Friday, July 25, 2014

butterflies pop-up card

This is a sympathy card for a friend whose mother died. Her name is Dorothy, we called her Dot.


If you cannot make it out, it is a double arc of scritchy-scratchy butterflies connected with horizontal braces in the shape of more butterflies. 

Butterfly, metamorphosis, standard condolence symbolism. Usually I do something along the lines of a caterpillar on one page, or the cover, with a butterfly on the next, or a butterfly on a lily pad or a butterfly that appears to fly off the page or some such, but this time I made a mess of butterflies. I could have drawn nice ones, I could have drawn them carefully and copied using a printer. I could  have found appropriate butterflies online and copied those, I could have used Hobby Lobby type butterflies made of feathers, but Instead I scratched them out rapidly.

I don't know what's wrong with me. I don't have patience anymore for careful drawing. Everything comes out scribbly and I send it off. 


The arc is based on Robert Sabuda's idea of Alice in Wonderland (video, skip to the end for Alice with cards) under a similar construction of deck of cards tossed into the air. It is marvelous because it really does look like they're carelessly tossed and seems to have no organization at all with cards flying all over the place, yet it all tucks in obediently. His version is fantastically imaginative. I like it a lot and so do other people too. Benjamin Lacombe copied Alice and the cards explicitly in his Il Était Une Fois [Once Upon a Time] (Video, Alice and cards at 0:54)
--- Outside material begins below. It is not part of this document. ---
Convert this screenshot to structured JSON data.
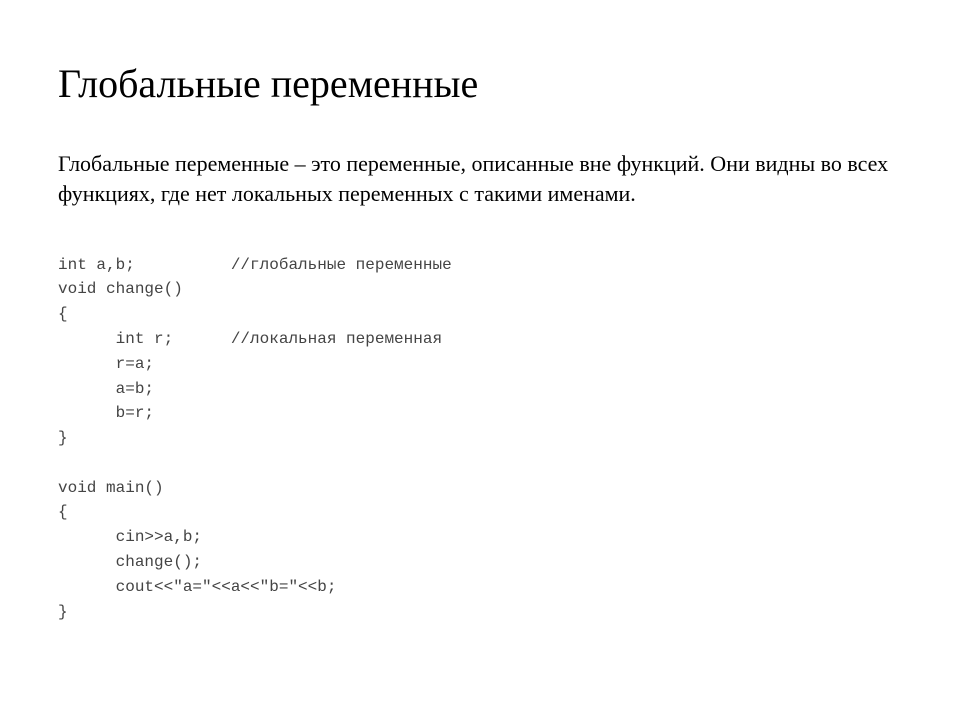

These two books together make an interesting contrast. I notice both authors struggle with themes. Sabuda relies heavily on familiar stories rather than making up his own. So does Lacombe rely on familiar fairy tales decidedly un French as if at a loss for material or unable to contrive something unique. Whereas Saubda is brilliant at devising pop-up mechanism, often times overly elaborate, so elaborate they need a bit of help closing shut because he relies on mechanism upon mechanism upon mechanism upon mechanism taking each to an extreme. But his art suffers. He is not that great of an artist. 

Lacome, on the other hand is a beautiful artist. I've shown his book to several women and they all fall in love with his art. They deeply appreciate his take on common themes and marvel at his interpretation through his careful painting. For example, his cards that are tossed in the air are all wonderfully imaginative and beautifully detailed. But his mechanism are terrible. Some hardly work. Most are exceedingly basic as if he has no training in pop-up mechanisms at all, and figured things out on his own just for this one book as I did for my first cards. His flower pedals are whole pages that shift on a tiny hinge. They almost don't work. There is no symmetry or balance, they do not actually pop up but rather fail to fall flat, and they barely shift and almost never stand upright so you worry your copy has something wrong. His strength is in his art.

And that tells me if I'd just take the time to make things beautiful then I don't have to concern myself with mechanisms, women will love them anyway. But it's not how I roll. I lost the patience I had at age twelve for tediously getting the drawings perfectly representative of my vision. Now I just scratch them out. I think hieroglyphics did that. Draw those things a couple thousand times and you're over it. 

Scritchy-scratchy will just have to do.



I have no idea how this card was received. The subject was never brought up.

More on this card if you care to, here.

1 comment:

ricpic said...

There's an élan in your scritchy scratchy drawings that would be lost if you neatened 'em up. JMO.